Húyoso de vos agora,

aunque decirlo es afrenta;

más si vos quedais contenta,

iré pagado, señora,

sin derramar más querellas;

que en su mayor fundamento

las ha de llevar al viento,

y a mí la vida tras ellas.

¿Huyó de verdad de su amada? ¿O más bien fue una simple partida, sin demasiado dramatismo? Sigue diciendo el poeta:

Partíme de vos sin veros,

porque no puedan decirme

que fue posible partirme

y no lo fue enterneceros;

excusaré, mal mi grado,

el juzgar en la partida,

a vos por desconocida,

y a mí por desesperado.

No hay fortuna que asegure

aquel que de vos se parte,

ni tiempo, razón ni arte

que por su salud procure;

y así, a tan amarga suerte

no buscaré resistencia;

pues vos disteís la sentencia,

yo ejecutaré mi muerte.

Sí que se muestra un tanto dramática esta última estrofa. Tal vez los desaires llegaron a un punto tal, que nuestro poeta se vio en la única posibilidad de desaparecer de su lado, y pensó que Italia sería un buen lugar donde, al tiempo de rechazar a los tozudos turcos, poder dejar la vida porque su amada quedara bien servida:

Yo me huyo y no me quejo,

porque no vengo conmigo;

perdonadme que os lo digo

por galardón de que os dejo;

y si os mostrareis servida

en partirme de esta suerte,

podrá decir que la muerte

me valió más que la vida.

¿Dónde dejó la vida Luís Gálvez de Montalvo? Unos creen que fue hacia 1591, cuando España mantenía su poder sobre Milán, Nápoles, Sicilia y Cerdeña, y era entrañable la amistad y cooperación con la señora de Génova. Era aquella una época de relativa tranquilidad en la península itálica, turbada solo por las luchas exteriores contra los enemigos de la monarquía, y por las continuas incursiones de los piratas turcos a lo largo de las costas italianas. Creen otros que su muerte acaeció en 1614. Fuera en una u otra fecha, aún encontró en Italia el tiempo suficiente para seguir cultivando su arte y traduciendo poesías italianas, tal como la «Jerusalén», de Tasco; en Roma se ocupó de esta tarea intelectual, y como no la llegó a concluir, Lope de Vega se duele mucho de ello, así como de su muerte súbita, según nos dice en el «Isidro» el Fénix de los Ingenios. También tradujo Gálvez de Montalvo el «Llanto de San Pedro» de Tansilo. Hoy nos queda un muy leve recuerdo de este que ha sido uno de los más altos exponentes de la poesía alcarreña, y que ahora, en breve pausa, recordamos.

Bibliografía:

Catalina García Juan: Bibliografía de la provincia de Guadalajara, Madrid 1899, páginas 144‑149.

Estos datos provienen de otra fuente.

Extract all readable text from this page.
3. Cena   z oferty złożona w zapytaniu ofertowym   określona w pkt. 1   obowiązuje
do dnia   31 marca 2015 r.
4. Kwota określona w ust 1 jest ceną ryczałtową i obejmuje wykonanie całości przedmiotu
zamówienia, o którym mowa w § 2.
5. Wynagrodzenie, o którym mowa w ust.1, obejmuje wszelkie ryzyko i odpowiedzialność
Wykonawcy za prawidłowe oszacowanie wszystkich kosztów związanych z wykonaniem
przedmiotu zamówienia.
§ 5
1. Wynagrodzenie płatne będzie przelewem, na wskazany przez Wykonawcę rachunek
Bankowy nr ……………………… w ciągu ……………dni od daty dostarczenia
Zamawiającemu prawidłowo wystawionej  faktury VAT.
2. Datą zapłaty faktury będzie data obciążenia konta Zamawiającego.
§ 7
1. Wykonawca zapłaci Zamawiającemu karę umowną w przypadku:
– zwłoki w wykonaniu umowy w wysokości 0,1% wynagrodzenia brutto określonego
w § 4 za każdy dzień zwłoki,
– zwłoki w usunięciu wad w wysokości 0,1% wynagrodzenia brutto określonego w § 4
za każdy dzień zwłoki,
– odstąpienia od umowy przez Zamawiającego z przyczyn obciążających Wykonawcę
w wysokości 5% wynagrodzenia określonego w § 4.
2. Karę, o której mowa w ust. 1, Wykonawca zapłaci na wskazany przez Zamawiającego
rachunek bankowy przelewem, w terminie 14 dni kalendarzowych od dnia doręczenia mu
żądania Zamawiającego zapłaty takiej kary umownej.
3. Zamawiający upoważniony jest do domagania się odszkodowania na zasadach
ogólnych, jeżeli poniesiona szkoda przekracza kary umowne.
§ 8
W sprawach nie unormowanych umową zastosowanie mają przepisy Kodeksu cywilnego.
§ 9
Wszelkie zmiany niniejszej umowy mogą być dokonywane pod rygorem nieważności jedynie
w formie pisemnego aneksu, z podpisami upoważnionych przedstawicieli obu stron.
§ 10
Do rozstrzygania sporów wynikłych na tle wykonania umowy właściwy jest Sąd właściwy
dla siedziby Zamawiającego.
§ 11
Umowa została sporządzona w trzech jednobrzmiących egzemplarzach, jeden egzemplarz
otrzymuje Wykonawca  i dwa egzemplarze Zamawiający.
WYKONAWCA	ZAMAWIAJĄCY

Mayans y Siscar, J.A.: Prólogo a «El Pastor de Filida», Valencia, 1792.

Saiz de Robles, F.C.: «Historia y antología española», Madrid 1964, páginas 670‑673.

Rodríguez Marín, F.: La Filida de Gálvez de Montalvo, discurso en la Real Academia de la Historia, 1927.

E.D.: Sannazaro’s «Arcadia» and Galve de Montalvo’s «El Pastor de Filida», en «Modern Language Notes», CVII, 1942.